On the matter of the editing of the SW2 email notice I sent out, Harry was quick to point out his father as the guilty culprit, who was sitting in the audience videotaping the whole panel. Well, to me that's just an excuse to wash your hands of the matter (and it doesn't settle any of the other occasions when AICN has crossed the line in the past) and besides that, "Father Geek" has never bothered to apologize for his actions to me, so why should I settle for an apology from someone who says it's not their fault? Like I said in my last editorial, I'm tired of waiting for apologies to come from the AICN community, or for them to show the same respect and professionalism to their audience and the other web community members. Harry doesn't see a problem with his direction and anyone who attended that panel knows that for a fact. Perhaps the wisest advice came from the guy sitting on my right, Kevin Smith, when he said to ignore any studio who chooses to not work with the movie sites. Frankly, I'm finding that a lot of the studios are realizing that the Internet isn't just about Harry Knowles or AICN and that there's a huge amount of support for my site and the others out there, and that it's growing. I intend to use Kevin's advice and modify it slightly to include those of the online community to refuse to respect their peers as well as their trust with their audience. However, I'm still going to play the role of a guard dog, and if CA's contribution to a story is downplayed or incorrectly presented online, I'm going to be there with my guns drawn. It's time for all the movie websites to mutate and become something both greater and more difficult, with the result being our readers becoming the true winners.

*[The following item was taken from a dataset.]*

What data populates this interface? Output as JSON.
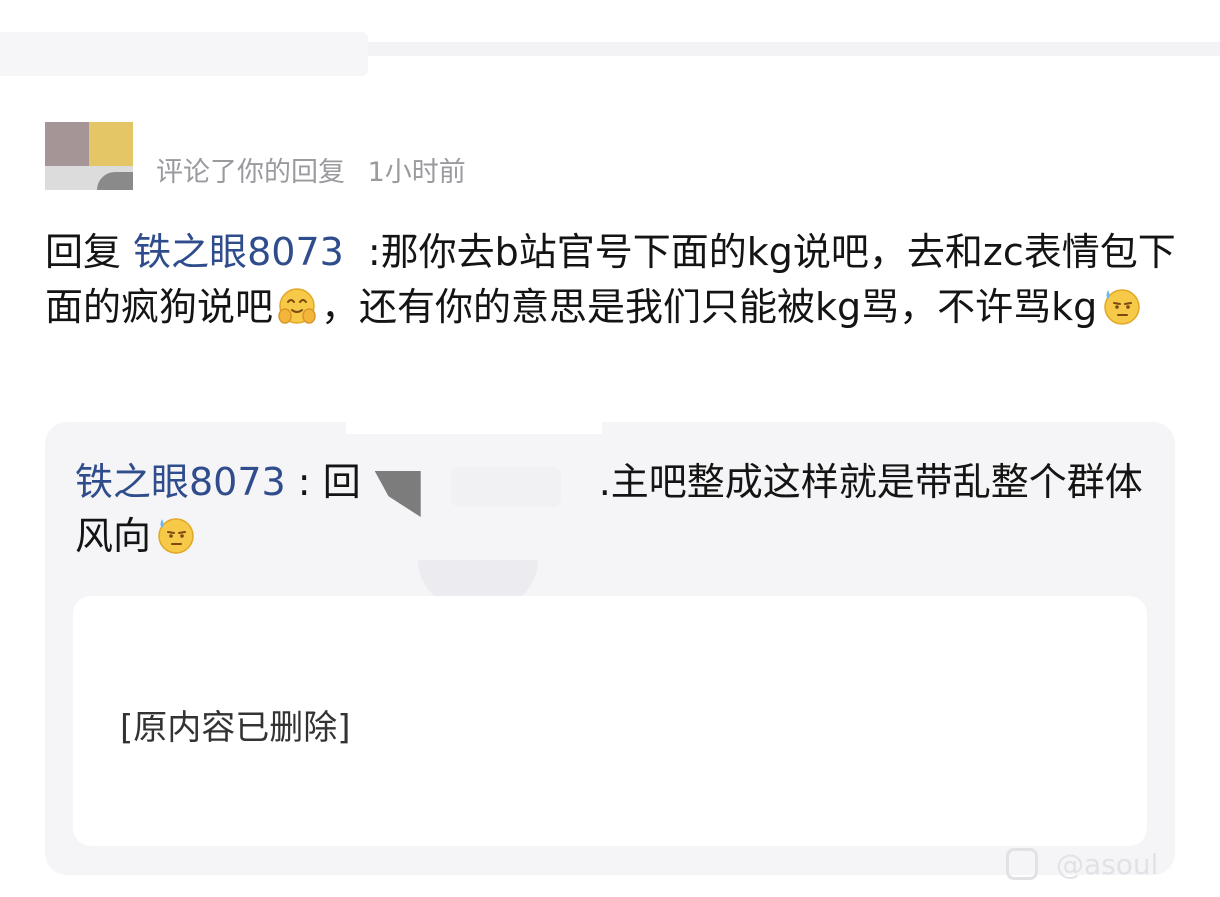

But that wasn't the whole con experience for me. I got handed a copy of that very cool Episode II fan made trailer right before the panel started. It's an amazing piece of work, and when I was walking around the floor on Sunday I saw the last 30 seconds being played at a booth. A crowd of onlookers had gathered around the monitor, blocking off the flow of passers-by. When the tape ended, everyone was looking around trying to find out if that really was what they thought they saw. It's that good. If you didn't pay close attention, if you didn't have experience with what the fuzzy patches that surround cut-out scenes and actors look like, if you didn't recognize some of the doctored scenes as being from movies like Dune, Braveheart or The Virgin Suicides, you wouldn't have known that this wasn't done by Lucasfilm. It's an amazing thing to see, and now it's up on the web over at TheForce.net. We'll be doing a full story about it later on, so stay tuned.

It's been a hectic week but also a blast. Like I said earlier, the contacts and material we gained while visiting San Diego and Los Angeles will benefit you, dear reader, in the form of better and bigger scoops, contests and coverage of all things film related. It was great shaking hands with the webmasters and matching a face to their online name, and it was great meeting some of CA's fans who attended the comic con. We'll be back next year to the con, and I'll certainly be back in L.A. soon, so whether you're a new reader to the site or a longtime fan, prepare yourself for even more of the same kick-ass content. It's time to make this a 21st century gig, my friends.